Each of the tangential access nozzles 40 has a pair of adjacent side walls 56 perpendicular to each other and a pair of converging side walls 58 which are also adjacent to each other. In this way, a minimal pressure loss is obtained through the inlet nozzles 40, and in combination with the substantially constant and uniform diameter of the duct 38, there is provided a burner which has extremely low power demand of the supply air as well as a high combustion efficiency due to the optimized position of the the jet of fuel relative to the expanding vortex of combustion air. In particular, it should be noted that the angle of the fuel cone emitted from the end of the fuel tube 48 is substantially the same as the angle enclosed by the angular rounding 26. These angles of the fuel jet and cone are preferably kept within the range of 9 ° to 10 °.

The placement of the conical bottom at this angle significantly increases the stability of the combustion and shapes the fuel-air jets and prolongs the swirling movement of the air entering the combustion chamber. Furthermore, the cone round 26 prevents excessive swirling air flow which may exit the air chamber from expanding at too large an angle, which would result in poor fuel-air mixing. In other words, the presence of the round 26 presents an upper limit of the spreading angle, which the swirling air exiting the duct 38 can assume. This feature in connection with the constant diameter and small diameter of the air inlet duct 38 provides a new and improved burner with significantly improved combustion properties.

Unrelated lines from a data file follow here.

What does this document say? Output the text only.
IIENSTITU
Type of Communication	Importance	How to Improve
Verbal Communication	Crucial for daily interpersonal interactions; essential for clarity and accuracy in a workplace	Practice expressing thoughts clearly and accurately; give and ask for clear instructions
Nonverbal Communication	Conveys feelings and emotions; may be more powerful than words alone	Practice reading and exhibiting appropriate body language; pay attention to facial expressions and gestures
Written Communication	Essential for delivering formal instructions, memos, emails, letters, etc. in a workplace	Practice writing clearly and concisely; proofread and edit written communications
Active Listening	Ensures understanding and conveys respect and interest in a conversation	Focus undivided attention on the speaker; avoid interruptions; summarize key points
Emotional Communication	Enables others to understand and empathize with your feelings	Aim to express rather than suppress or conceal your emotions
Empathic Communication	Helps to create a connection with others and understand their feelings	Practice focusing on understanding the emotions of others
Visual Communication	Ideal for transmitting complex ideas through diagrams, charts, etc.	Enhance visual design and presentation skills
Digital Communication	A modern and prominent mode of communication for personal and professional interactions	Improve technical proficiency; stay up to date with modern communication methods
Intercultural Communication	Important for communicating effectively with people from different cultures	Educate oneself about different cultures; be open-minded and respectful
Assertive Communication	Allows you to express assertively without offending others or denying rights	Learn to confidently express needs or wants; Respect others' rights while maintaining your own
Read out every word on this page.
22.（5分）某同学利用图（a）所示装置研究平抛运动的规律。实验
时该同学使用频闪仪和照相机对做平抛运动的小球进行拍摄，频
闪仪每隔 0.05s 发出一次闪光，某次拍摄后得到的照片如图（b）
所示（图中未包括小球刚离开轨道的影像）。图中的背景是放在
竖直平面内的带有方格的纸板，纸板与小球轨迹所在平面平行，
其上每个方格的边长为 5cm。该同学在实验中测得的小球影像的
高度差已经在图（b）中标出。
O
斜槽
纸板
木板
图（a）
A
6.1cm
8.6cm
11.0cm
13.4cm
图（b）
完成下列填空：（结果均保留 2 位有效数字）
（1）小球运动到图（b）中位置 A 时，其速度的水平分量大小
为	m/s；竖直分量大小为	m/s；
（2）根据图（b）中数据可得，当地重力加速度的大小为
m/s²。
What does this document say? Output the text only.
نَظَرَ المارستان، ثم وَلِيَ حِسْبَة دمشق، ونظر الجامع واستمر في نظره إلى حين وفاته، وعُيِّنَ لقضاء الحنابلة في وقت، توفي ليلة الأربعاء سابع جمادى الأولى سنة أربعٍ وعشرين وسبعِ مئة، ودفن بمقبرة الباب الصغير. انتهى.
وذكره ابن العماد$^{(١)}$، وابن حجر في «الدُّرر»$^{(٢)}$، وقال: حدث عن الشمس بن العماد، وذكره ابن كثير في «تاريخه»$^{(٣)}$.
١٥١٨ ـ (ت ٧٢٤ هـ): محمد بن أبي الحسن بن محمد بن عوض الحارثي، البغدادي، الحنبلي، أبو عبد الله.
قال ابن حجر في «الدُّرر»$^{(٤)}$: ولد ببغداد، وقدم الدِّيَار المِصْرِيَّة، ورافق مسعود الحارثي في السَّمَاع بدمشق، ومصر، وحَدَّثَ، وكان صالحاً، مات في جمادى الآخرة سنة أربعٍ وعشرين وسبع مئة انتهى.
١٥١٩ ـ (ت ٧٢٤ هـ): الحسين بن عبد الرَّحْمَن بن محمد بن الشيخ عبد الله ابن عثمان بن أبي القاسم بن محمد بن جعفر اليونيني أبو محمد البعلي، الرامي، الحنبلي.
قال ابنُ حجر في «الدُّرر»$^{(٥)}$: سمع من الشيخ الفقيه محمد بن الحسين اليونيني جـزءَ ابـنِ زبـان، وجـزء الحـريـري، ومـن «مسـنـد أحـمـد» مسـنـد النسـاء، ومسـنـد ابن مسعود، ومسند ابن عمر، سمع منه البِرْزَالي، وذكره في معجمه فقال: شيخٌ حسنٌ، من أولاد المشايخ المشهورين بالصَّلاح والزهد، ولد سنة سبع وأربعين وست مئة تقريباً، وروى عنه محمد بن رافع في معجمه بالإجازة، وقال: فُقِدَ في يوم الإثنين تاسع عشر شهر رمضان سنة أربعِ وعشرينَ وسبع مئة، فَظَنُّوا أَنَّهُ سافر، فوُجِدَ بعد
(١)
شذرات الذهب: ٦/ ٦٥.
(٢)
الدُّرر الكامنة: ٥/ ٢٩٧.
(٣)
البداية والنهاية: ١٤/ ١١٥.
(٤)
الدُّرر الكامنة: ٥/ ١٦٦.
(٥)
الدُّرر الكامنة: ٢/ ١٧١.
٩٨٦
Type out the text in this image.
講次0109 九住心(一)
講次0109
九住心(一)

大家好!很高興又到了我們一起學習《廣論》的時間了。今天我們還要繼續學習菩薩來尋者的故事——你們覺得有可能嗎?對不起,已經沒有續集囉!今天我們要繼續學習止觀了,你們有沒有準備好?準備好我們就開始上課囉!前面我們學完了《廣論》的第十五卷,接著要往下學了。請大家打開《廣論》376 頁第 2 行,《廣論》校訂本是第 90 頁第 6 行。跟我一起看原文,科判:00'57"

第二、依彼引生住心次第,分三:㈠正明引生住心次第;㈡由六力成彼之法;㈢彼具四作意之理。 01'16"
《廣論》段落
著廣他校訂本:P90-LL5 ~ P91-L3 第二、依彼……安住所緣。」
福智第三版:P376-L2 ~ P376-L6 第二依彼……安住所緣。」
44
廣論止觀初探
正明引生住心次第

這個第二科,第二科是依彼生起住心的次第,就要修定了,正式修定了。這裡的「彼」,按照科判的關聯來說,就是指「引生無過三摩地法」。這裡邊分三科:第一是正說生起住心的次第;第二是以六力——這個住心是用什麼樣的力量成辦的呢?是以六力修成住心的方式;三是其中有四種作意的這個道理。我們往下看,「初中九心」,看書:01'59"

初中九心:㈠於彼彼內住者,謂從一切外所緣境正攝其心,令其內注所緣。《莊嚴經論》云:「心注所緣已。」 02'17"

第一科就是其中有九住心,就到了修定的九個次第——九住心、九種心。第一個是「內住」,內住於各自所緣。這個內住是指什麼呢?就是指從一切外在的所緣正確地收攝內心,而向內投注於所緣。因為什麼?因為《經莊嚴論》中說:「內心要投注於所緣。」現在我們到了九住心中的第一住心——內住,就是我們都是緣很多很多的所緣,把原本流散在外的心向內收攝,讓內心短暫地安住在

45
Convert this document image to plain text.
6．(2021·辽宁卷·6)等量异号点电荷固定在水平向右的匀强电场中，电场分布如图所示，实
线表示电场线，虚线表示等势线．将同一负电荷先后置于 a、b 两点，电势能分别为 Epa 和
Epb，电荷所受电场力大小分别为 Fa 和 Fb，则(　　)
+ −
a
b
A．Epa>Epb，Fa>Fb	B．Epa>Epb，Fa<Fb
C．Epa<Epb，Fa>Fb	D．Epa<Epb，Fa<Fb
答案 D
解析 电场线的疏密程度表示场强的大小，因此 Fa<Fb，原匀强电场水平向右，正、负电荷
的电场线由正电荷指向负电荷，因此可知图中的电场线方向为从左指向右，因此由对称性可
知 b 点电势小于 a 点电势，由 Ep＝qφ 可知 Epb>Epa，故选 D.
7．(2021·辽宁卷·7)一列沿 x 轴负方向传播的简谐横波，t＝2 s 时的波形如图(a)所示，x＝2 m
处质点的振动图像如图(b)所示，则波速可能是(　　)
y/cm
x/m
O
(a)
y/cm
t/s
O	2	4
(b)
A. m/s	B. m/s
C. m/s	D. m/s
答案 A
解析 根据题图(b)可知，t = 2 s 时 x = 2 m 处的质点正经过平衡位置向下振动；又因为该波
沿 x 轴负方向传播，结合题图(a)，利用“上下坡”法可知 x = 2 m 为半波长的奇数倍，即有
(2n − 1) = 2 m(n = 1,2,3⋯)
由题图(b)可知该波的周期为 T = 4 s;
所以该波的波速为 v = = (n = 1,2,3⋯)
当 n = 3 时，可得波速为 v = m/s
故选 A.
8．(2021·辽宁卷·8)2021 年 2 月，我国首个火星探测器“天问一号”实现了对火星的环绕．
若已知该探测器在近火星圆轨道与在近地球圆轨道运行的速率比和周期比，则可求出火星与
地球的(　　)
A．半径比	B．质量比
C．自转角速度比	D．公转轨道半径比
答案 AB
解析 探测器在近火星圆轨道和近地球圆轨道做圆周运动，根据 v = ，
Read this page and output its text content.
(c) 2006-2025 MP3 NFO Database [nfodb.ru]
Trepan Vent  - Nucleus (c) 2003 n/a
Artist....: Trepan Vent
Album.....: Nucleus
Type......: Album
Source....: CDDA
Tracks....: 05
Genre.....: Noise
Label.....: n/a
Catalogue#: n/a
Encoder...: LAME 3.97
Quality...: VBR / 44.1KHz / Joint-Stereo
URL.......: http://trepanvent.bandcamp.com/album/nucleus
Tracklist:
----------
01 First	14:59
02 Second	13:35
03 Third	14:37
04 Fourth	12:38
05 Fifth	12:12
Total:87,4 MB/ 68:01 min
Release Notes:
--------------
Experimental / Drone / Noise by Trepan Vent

In FIG. 6 and 7 are shown a modified burner form. Parts with the same functions as before are bearing the same designations and should not be described again. However, it will be seen that the burner of FIG.

6 and 7 have an altered air vortex chamber 6o with a plurality of non-converging tangential nozzles 62. The cross-sectional area of the nozzle 62 remains uniform. While a slightly higher pressure drop may occur than in the converging cross section of FIG. 4 and 5 in the first described embodiment, with this changed nozzle design, a higher tangential velocity is obtained in this way. The combustion chamber 16 of the burner of FIG. 6, a reduced outlet opening 68 is limited by a growing and converging thickness of additional refractory material shown at 64. In this way, higher discharge rates of the combustion products are obtained than at the non-throttled outlet opening of the combustion chamber 16 of FIG. 1. Preferably, the diameter of the outlet aperture 68 is less than half the axial length of the converging side wall portion of the combustion chamber 16, the latter portion constituting the beam forming section of the burner. This diameter-to-length ratio will ensure that a well-defined stable beam of combustion products is directed into the adjacent fire heat transfer chamber 14.